Message me an acknowledgment of this message.
 
Pierson Day

The other messages were routine rubbish. The writer filed and forgot them. "So where do I run first, boss?" he asked Trevor Mercur.
   "Nowhere at the moment," Mercur replied. "We're waiting for all the pieces to fall into place."
   "The big build-up and the even bigger let-down," Sally Lee remarked.
   "So anyway, is it true she's got these space-age, lightweight mirrors on her bedroom ceiling so you don't get killed if they fall off?" Andras Ektors asked.
   "Or is it a flat-screen TV?" said Trevor Mercur.
   The writer sent off his acknowledgement to Pierson Day then he frowned at Sally Lee. Their frequent lunches had led to much speculation about a relationship which was more personal than a working one. Their colleagues had taken the pictures from the garden party as proof that something was, indeed, going on between them.
   "Think before you speak, Marin," Sally warned. "Because you might not need to commit suicide. And haven't you two got anything better to do than wind me up?"
   "Not at the moment," Trevor Mercur told her with a smile.
   "Some of us are wondering why we bother slaving away here," said Andras Ektors. "On Friday, a certain person turned in a piece on great droughts of the past after the dry spell we've been having. Only for the heavens to open yesterday."

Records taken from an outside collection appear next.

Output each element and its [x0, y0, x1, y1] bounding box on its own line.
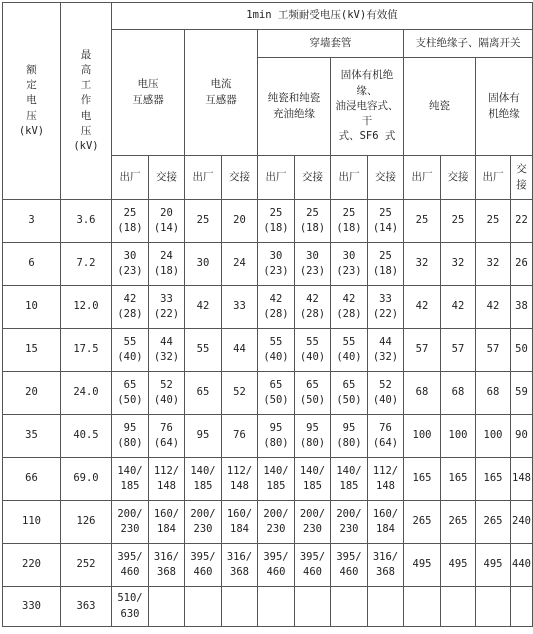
cell-value: 95 (80) — [258, 415, 295, 458]
cell-value: 90 — [511, 415, 533, 458]
cell-value: 165 — [441, 458, 476, 501]
header-voltage-transformer: 电压 互感器 — [112, 30, 185, 156]
cell-value: 30 (23) — [331, 243, 368, 286]
header-ct-factory: 出厂 — [185, 156, 222, 200]
cell-value: 65 (50) — [331, 372, 368, 415]
cell-value: 25 (18) — [331, 200, 368, 243]
cell-value: 24 (18) — [149, 243, 185, 286]
cell-value — [441, 587, 476, 627]
cell-rated-voltage: 3 — [3, 200, 61, 243]
cell-value: 395/ 460 — [331, 544, 368, 587]
cell-value: 112/ 148 — [222, 458, 258, 501]
cell-value: 68 — [476, 372, 511, 415]
cell-value: 95 (80) — [295, 415, 331, 458]
cell-max-voltage: 24.0 — [61, 372, 112, 415]
cell-value: 33 — [222, 286, 258, 329]
cell-value: 112/ 148 — [149, 458, 185, 501]
header-bushing-porcelain: 纯瓷和纯瓷 充油绝缘 — [258, 58, 331, 156]
cell-value: 52 (40) — [368, 372, 404, 415]
cell-value: 510/ 630 — [112, 587, 149, 627]
cell-value: 30 (23) — [112, 243, 149, 286]
cell-value: 100 — [441, 415, 476, 458]
cell-value: 55 (40) — [258, 329, 295, 372]
cell-value: 42 (28) — [258, 286, 295, 329]
cell-value: 100 — [404, 415, 441, 458]
cell-value: 95 — [185, 415, 222, 458]
cell-value: 316/ 368 — [222, 544, 258, 587]
cell-value: 26 — [511, 243, 533, 286]
cell-value: 25 (18) — [258, 200, 295, 243]
cell-value: 44 — [222, 329, 258, 372]
cell-value — [149, 587, 185, 627]
cell-value — [476, 587, 511, 627]
cell-value: 42 (28) — [295, 286, 331, 329]
cell-value: 42 — [185, 286, 222, 329]
cell-value: 140/ 185 — [185, 458, 222, 501]
cell-value: 30 (23) — [295, 243, 331, 286]
cell-value: 112/ 148 — [368, 458, 404, 501]
cell-value: 65 (50) — [112, 372, 149, 415]
cell-value: 140/ 185 — [295, 458, 331, 501]
cell-value: 440 — [511, 544, 533, 587]
cell-value: 25 (14) — [368, 200, 404, 243]
table-row — [3, 415, 533, 458]
cell-max-voltage: 17.5 — [61, 329, 112, 372]
cell-rated-voltage: 330 — [3, 587, 61, 627]
cell-value: 140/ 185 — [112, 458, 149, 501]
table-row — [3, 329, 533, 372]
cell-value: 30 (23) — [258, 243, 295, 286]
cell-value: 76 (64) — [149, 415, 185, 458]
cell-value: 38 — [511, 286, 533, 329]
cell-value: 44 (32) — [368, 329, 404, 372]
cell-value: 33 (22) — [368, 286, 404, 329]
withstand-voltage-table — [2, 2, 533, 627]
cell-rated-voltage: 110 — [3, 501, 61, 544]
cell-rated-voltage: 35 — [3, 415, 61, 458]
table-body — [3, 3, 533, 627]
table-row — [3, 501, 533, 544]
cell-value: 57 — [441, 329, 476, 372]
header-pp-factory: 出厂 — [404, 156, 441, 200]
cell-value: 25 (18) — [368, 243, 404, 286]
cell-value — [222, 587, 258, 627]
cell-value: 65 (50) — [258, 372, 295, 415]
cell-max-voltage: 126 — [61, 501, 112, 544]
cell-value: 33 (22) — [149, 286, 185, 329]
cell-rated-voltage: 6 — [3, 243, 61, 286]
header-post-porcelain: 纯瓷 — [404, 58, 476, 156]
cell-value: 25 — [441, 200, 476, 243]
cell-value: 160/ 184 — [222, 501, 258, 544]
cell-value: 200/ 230 — [185, 501, 222, 544]
cell-value: 42 (28) — [331, 286, 368, 329]
cell-max-voltage: 252 — [61, 544, 112, 587]
header-vt-handover: 交接 — [149, 156, 185, 200]
cell-value: 495 — [476, 544, 511, 587]
header-max-voltage: 最 高 工 作 电 压 (kV) — [61, 3, 112, 200]
cell-value: 55 (40) — [295, 329, 331, 372]
cell-value: 25 — [185, 200, 222, 243]
cell-value: 395/ 460 — [112, 544, 149, 587]
cell-value: 165 — [404, 458, 441, 501]
cell-value: 395/ 460 — [185, 544, 222, 587]
cell-value: 55 — [185, 329, 222, 372]
cell-value: 95 (80) — [112, 415, 149, 458]
cell-rated-voltage: 20 — [3, 372, 61, 415]
header-bs-handover: 交接 — [368, 156, 404, 200]
cell-max-voltage: 40.5 — [61, 415, 112, 458]
cell-value: 42 (28) — [112, 286, 149, 329]
cell-value: 55 (40) — [112, 329, 149, 372]
cell-value: 165 — [476, 458, 511, 501]
cell-value: 395/ 460 — [295, 544, 331, 587]
cell-value: 57 — [404, 329, 441, 372]
cell-value: 25 — [476, 200, 511, 243]
cell-value: 100 — [476, 415, 511, 458]
cell-value: 68 — [404, 372, 441, 415]
cell-value — [295, 587, 331, 627]
cell-value: 65 (50) — [295, 372, 331, 415]
cell-value: 42 — [441, 286, 476, 329]
table-row — [3, 200, 533, 243]
table-row — [3, 458, 533, 501]
header-post-solid: 固体有 机绝缘 — [476, 58, 533, 156]
cell-value: 20 (14) — [149, 200, 185, 243]
cell-value: 52 (40) — [149, 372, 185, 415]
cell-value — [368, 587, 404, 627]
cell-value: 316/ 368 — [368, 544, 404, 587]
cell-value: 265 — [404, 501, 441, 544]
header-ps-factory: 出厂 — [476, 156, 511, 200]
header-wall-bushing: 穿墙套管 — [258, 30, 404, 58]
cell-value — [404, 587, 441, 627]
table-row — [3, 286, 533, 329]
cell-value: 76 (64) — [368, 415, 404, 458]
cell-value: 160/ 184 — [149, 501, 185, 544]
cell-value: 200/ 230 — [295, 501, 331, 544]
cell-max-voltage: 69.0 — [61, 458, 112, 501]
cell-value: 148 — [511, 458, 533, 501]
cell-value: 22 — [511, 200, 533, 243]
cell-value: 495 — [404, 544, 441, 587]
header-ps-handover: 交 接 — [511, 156, 533, 200]
cell-value: 25 (18) — [112, 200, 149, 243]
cell-value: 25 (18) — [295, 200, 331, 243]
cell-value: 200/ 230 — [331, 501, 368, 544]
cell-value: 160/ 184 — [368, 501, 404, 544]
cell-rated-voltage: 66 — [3, 458, 61, 501]
cell-value: 95 (80) — [331, 415, 368, 458]
cell-value: 200/ 230 — [258, 501, 295, 544]
cell-value: 395/ 460 — [258, 544, 295, 587]
header-pp-handover: 交接 — [441, 156, 476, 200]
cell-value: 68 — [441, 372, 476, 415]
table-row — [3, 372, 533, 415]
header-ct-handover: 交接 — [222, 156, 258, 200]
cell-value: 42 — [476, 286, 511, 329]
cell-value: 140/ 185 — [331, 458, 368, 501]
cell-value: 59 — [511, 372, 533, 415]
header-bp-factory: 出厂 — [258, 156, 295, 200]
cell-value: 52 — [222, 372, 258, 415]
cell-rated-voltage: 220 — [3, 544, 61, 587]
cell-value — [185, 587, 222, 627]
cell-value: 44 (32) — [149, 329, 185, 372]
cell-value: 57 — [476, 329, 511, 372]
table-row — [3, 544, 533, 587]
table-row — [3, 243, 533, 286]
cell-rated-voltage: 10 — [3, 286, 61, 329]
cell-value — [511, 587, 533, 627]
cell-value: 316/ 368 — [149, 544, 185, 587]
header-main-title: 1min 工频耐受电压(kV)有效值 — [112, 3, 533, 30]
cell-max-voltage: 7.2 — [61, 243, 112, 286]
cell-rated-voltage: 15 — [3, 329, 61, 372]
cell-value: 200/ 230 — [112, 501, 149, 544]
cell-value: 495 — [441, 544, 476, 587]
cell-value: 265 — [441, 501, 476, 544]
cell-value: 32 — [404, 243, 441, 286]
cell-value: 76 — [222, 415, 258, 458]
cell-max-voltage: 12.0 — [61, 286, 112, 329]
cell-value — [258, 587, 295, 627]
cell-max-voltage: 3.6 — [61, 200, 112, 243]
header-current-transformer: 电流 互感器 — [185, 30, 258, 156]
cell-value: 42 — [404, 286, 441, 329]
cell-value: 32 — [441, 243, 476, 286]
cell-value: 24 — [222, 243, 258, 286]
cell-value: 65 — [185, 372, 222, 415]
cell-value: 265 — [476, 501, 511, 544]
cell-value: 30 — [185, 243, 222, 286]
header-rated-voltage: 额 定 电 压 (kV) — [3, 3, 61, 200]
header-bushing-solid: 固体有机绝 缘、 油浸电容式、 干 式、SF6 式 — [331, 58, 404, 156]
cell-value: 240 — [511, 501, 533, 544]
header-post-insulator: 支柱绝缘子、隔离开关 — [404, 30, 533, 58]
cell-value: 55 (40) — [331, 329, 368, 372]
cell-value: 20 — [222, 200, 258, 243]
cell-value: 32 — [476, 243, 511, 286]
header-bs-factory: 出厂 — [331, 156, 368, 200]
header-vt-factory: 出厂 — [112, 156, 149, 200]
cell-value — [331, 587, 368, 627]
header-bp-handover: 交接 — [295, 156, 331, 200]
cell-value: 50 — [511, 329, 533, 372]
table-row — [3, 587, 533, 627]
cell-value: 140/ 185 — [258, 458, 295, 501]
header-row-1 — [3, 3, 533, 30]
cell-max-voltage: 363 — [61, 587, 112, 627]
cell-value: 25 — [404, 200, 441, 243]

   "They can use it next time we have a couple of dry days," the writer observed. "Or you can recycle it as something else."
   "Did you know," said Ektors, "in 1976, a lot of people were convinced that the Minister for Drought, Denis Howell, was in charge of stopping it from raining ever again? The same way the Minister for Unemployment was in charge of putting people out of work."
   "Just imagine what would have happened in the Blair Years," laughed Trevor Mercur. "If he'd received an embarrassing number of letters demanding a Minister of Rain. He'd have look on creating one as a way of showing he was listening to the electorate. And it would have been high up on one of his lists of 'my brilliant government's great achievements'."
   "It's all right you mocking," said Sally, "but I reckon most of his stupidest blunders were down to sheer insecurity. I mean, what did he know about actually doing the job of government before he found himself running the country?"
   "This is, in fact, true," Trevor Mercur admitted.
   "Did you know it pissed down with rain in Ulster all through the so-called drought of '76?" Ektors said. "My uncle was stationed there and he kept moaning about being permanently waterlogged in his letters home. Feck warning," he added, spotting a movement in his rear-view mirror.
   "Get my message?" the Feck-Monster demanded as he was passing the writer's work station.
   "Received and acknowledged," the writer replied.
   "Better get your running shoes on, then."
   "He's looking way too pleased with himself," Sally Lee remarked when Pierson Day was out of earshot.
   "He's got good reason," Trevor Mercur said in a tone which implied that he knew what was going on but he had no intention of sharing his knowledge.